The python wrapper also does not specify in this case, so you should not use them for rounding, or you will have the same problem. No where on that page does it specify proper rounding will be cross platform.
Simply do it with floats. There are perfectly good, numerically stable, fast rounding methods, that avoid all this nonsense.
It’s obvious that PyOS_snprintf is not a standard library function
snprintf() wrappers. If the platform has vsnprintf, we use it, else we
emulate it in a half-hearted way. Even if the platform has it, we wrap
it because platforms differ in what vsnprintf does in case the buffer
is too small:
It mentions that one corner cases what happens when the buffer is too small. Not rounding issues.The "the best ways to go about it" comment links to the protobuf code, which also uses snprintf.

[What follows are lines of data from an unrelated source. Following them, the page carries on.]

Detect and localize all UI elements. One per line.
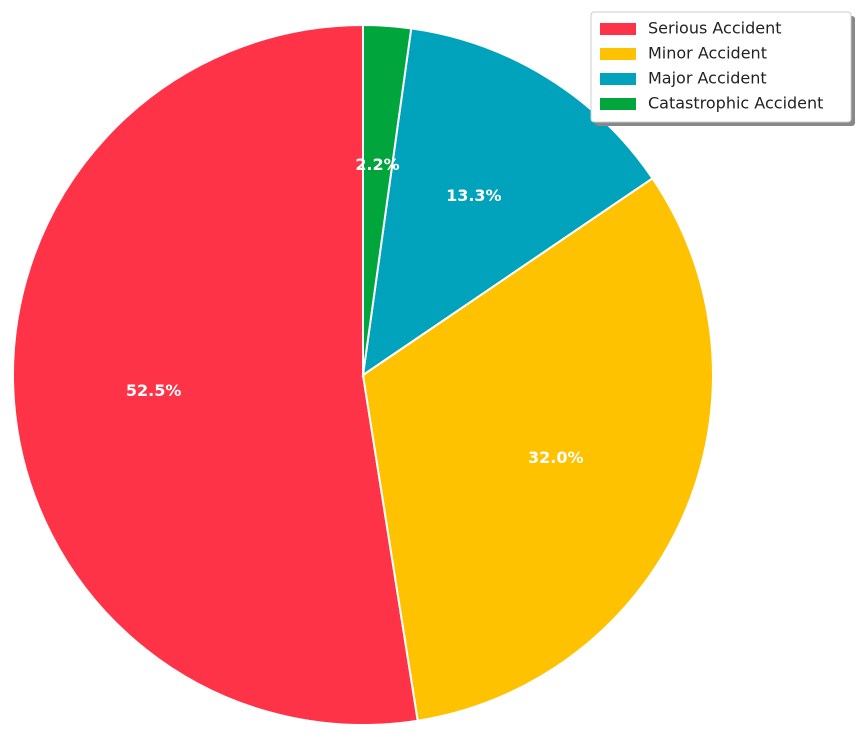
- wedge: [361, 27, 654, 378]
- legend-swatch: [600, 48, 636, 60]
- legend-swatch: [600, 73, 636, 85]
- wedge: [361, 176, 714, 722]
- value-label: 2.2%: [355, 155, 399, 174]
- value-label: 52.5%: [126, 381, 182, 400]
- legend-label: Catastrophic Accident: [648, 94, 823, 113]
- legend: Serious Accident Minor Accident Major Acci…: [590, 11, 855, 126]
- wedge: [12, 23, 419, 726]
- legend-label: Serious Accident: [648, 19, 782, 38]
- legend-swatch: [600, 98, 636, 110]
- value-label: 13.3%: [446, 186, 502, 205]
- pie: 52.5% 32.0% 13.3% 2.2%: [12, 23, 714, 726]
- wedge: [362, 23, 413, 376]
- legend-box: [590, 11, 852, 123]
- legend-label: Minor Accident: [648, 44, 767, 63]
- legend-label: Major Accident: [648, 69, 767, 88]
- legend-swatch: [600, 23, 636, 35]
- value-label: 32.0%: [528, 448, 584, 467]
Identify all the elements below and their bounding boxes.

The (what I think is the) relevant C99 spec at http://www.open-std.org/jtc1/sc22/WG14/www/docs/n1256.pdf says:
> For e, E, f, F, g, and G conversions, if the number of significant decimal digits is at most DECIMAL_DIG, then the result should be correctly rounded. If the number of significant decimal digits is more than DECIMAL_DIG but the source value is exactly representable with DECIMAL_DIG digits, then the result should be an exact representation with trailing zeros. Otherwise, the source value is bounded by two adjacent decimal strings L<U, both having DECIMAL_DIG significant digits; the value of the resultant decimal string D should satisfy L ≤ D ≤ U, with the extra stipulation that the error should have a correct sign for the current rounding direction.

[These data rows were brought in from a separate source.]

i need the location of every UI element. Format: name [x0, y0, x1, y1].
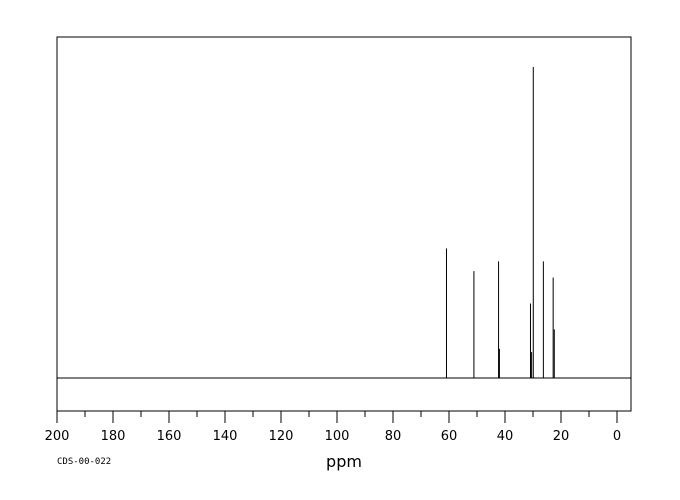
x-tick-label: 200 — [45, 429, 70, 444]
x-tick-label: 140 — [213, 429, 238, 444]
x-tick-label: 40 — [497, 429, 514, 444]
peak-group — [445, 67, 555, 378]
x-tick-label: 100 — [325, 429, 350, 444]
x-tick-label: 0 — [613, 429, 621, 444]
x-axis-label: ppm — [326, 452, 362, 471]
x-axis-ticks: 200 180 160 140 120 100 80 60 40 20 0 — [45, 411, 621, 444]
x-tick-label: 80 — [385, 429, 402, 444]
plot-frame — [56, 36, 632, 412]
x-tick-label: 20 — [553, 429, 570, 444]
spectrum-code-label: CDS-00-022 — [57, 457, 111, 467]
x-tick-label: 120 — [269, 429, 294, 444]
x-tick-label: 180 — [101, 429, 126, 444]
x-tick-label: 60 — [441, 429, 458, 444]
x-tick-label: 160 — [157, 429, 182, 444]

So either 1) "The C/C++ standards do not require formatting to round correctly or even be portable.", in which case Python and protobuf are doing it wrong and somehow this issue was never detected, or 2) The C/C++ standards do require correct rounding, but the case described by ChrisLomont didn't quite meet the spec requirements to get precision and rounding modes to match across platforms. Or 3), I don't know what I'm talking about.

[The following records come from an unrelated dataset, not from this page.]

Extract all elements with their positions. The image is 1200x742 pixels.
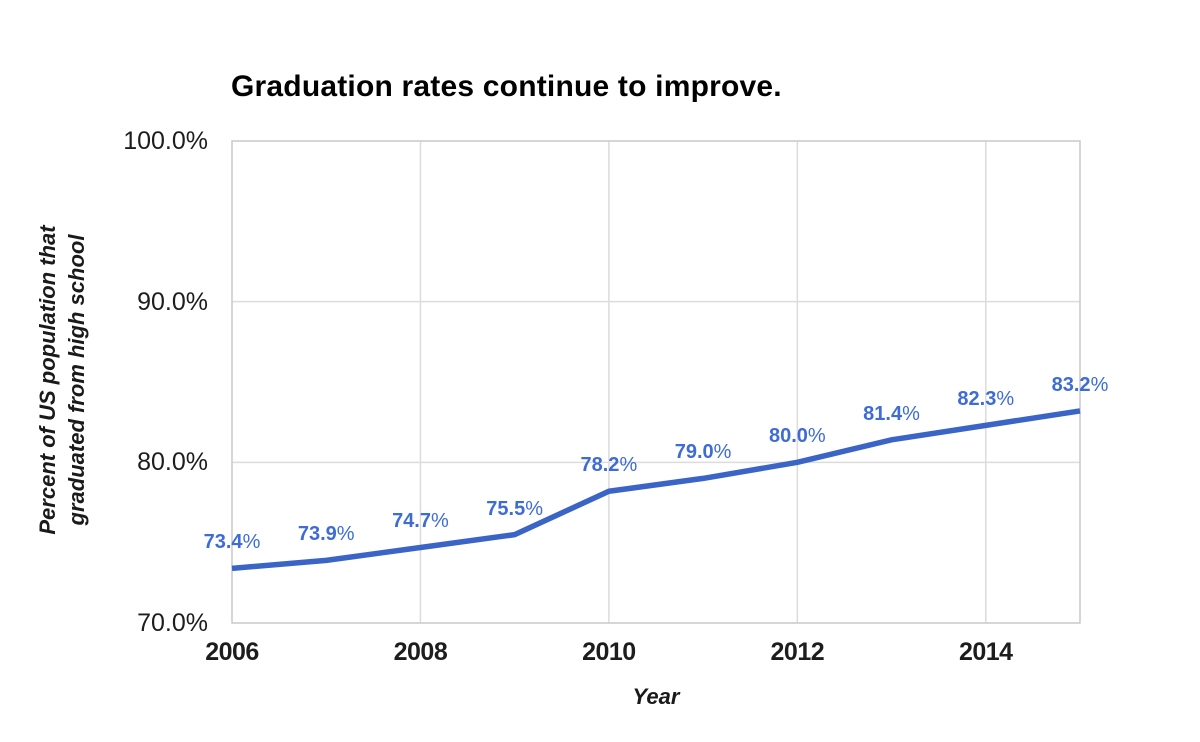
x-tick-label: 2008 (393, 638, 448, 666)
data-label-value: 74.7 (392, 510, 431, 533)
x-tick-label: 2010 (582, 638, 636, 666)
data-label-percent-sign: % (996, 388, 1015, 411)
data-label-percent-sign: % (619, 454, 638, 477)
data-label-value: 82.3 (957, 388, 997, 411)
data-label-value: 78.2 (580, 454, 620, 477)
data-label-percent-sign: % (807, 425, 826, 448)
data-label: 82.3% (921, 388, 1051, 410)
data-label: 83.2% (1015, 374, 1145, 396)
data-label-percent-sign: % (431, 510, 449, 533)
y-tick-label: 100.0% (123, 127, 208, 155)
plot-border (231, 140, 1081, 624)
data-label-percent-sign: % (336, 523, 355, 546)
data-label-percent-sign: % (1090, 373, 1109, 396)
data-label-percent-sign: % (525, 497, 544, 520)
data-label: 81.4% (827, 403, 957, 425)
data-label-value: 81.4 (863, 402, 903, 425)
y-tick-label: 90.0% (137, 287, 208, 316)
data-label-value: 79.0 (674, 441, 714, 464)
data-label: 79.0% (638, 441, 768, 463)
data-label-value: 80.0 (768, 425, 808, 448)
data-label: 73.9% (261, 523, 391, 545)
x-tick-label: 2012 (770, 638, 825, 666)
data-label: 75.5% (450, 498, 580, 520)
data-label-value: 73.4 (203, 531, 243, 554)
chart-title: Graduation rates continue to improve. (231, 70, 782, 103)
data-label: 80.0% (732, 425, 862, 447)
data-label-percent-sign: % (713, 441, 732, 464)
x-axis-title: Year (632, 684, 680, 709)
x-tick-label: 2014 (958, 638, 1013, 666)
data-label: 78.2% (544, 454, 674, 476)
data-label: 73.4% (167, 531, 297, 553)
y-tick-label: 80.0% (137, 448, 208, 477)
y-tick-label: 70.0% (137, 609, 208, 637)
data-label: 74.7% (355, 510, 485, 532)
data-label-percent-sign: % (242, 531, 261, 554)
data-label-percent-sign: % (902, 402, 920, 425)
series-line (231, 408, 1081, 572)
data-label-value: 83.2 (1051, 373, 1091, 396)
data-label-value: 73.9 (297, 523, 337, 546)
data-label-value: 75.5 (486, 497, 526, 520)
x-tick-label: 2006 (205, 638, 259, 666)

Here's [1] where you can query the current floating-point environment in C: "Specifics about this type depend on the library implementation".
Here's [2] where you can set some rounding modes in C++: "Additional rounding modes may be supported by an implementation.". Note this does not have by default bankers rounding which is used to make many scientific calculations more stable (lowers errors and drift in accumulated calculations). Many platforms do this by default, but it's not in the standard.
You can chase down this rabbit hole. I (and several others) did during the issue on the last project, and got to where it was well-known in numerics circles that this is not a well-defined process in C/C++. If it were, printing and parsing should round-trip, and it does not before a recent C++ addition, and now it only is guaranteed in a special case.
Other good ways could trade-off edge case comprehensiveness for performance or whatever. That doesn’t make this way less good.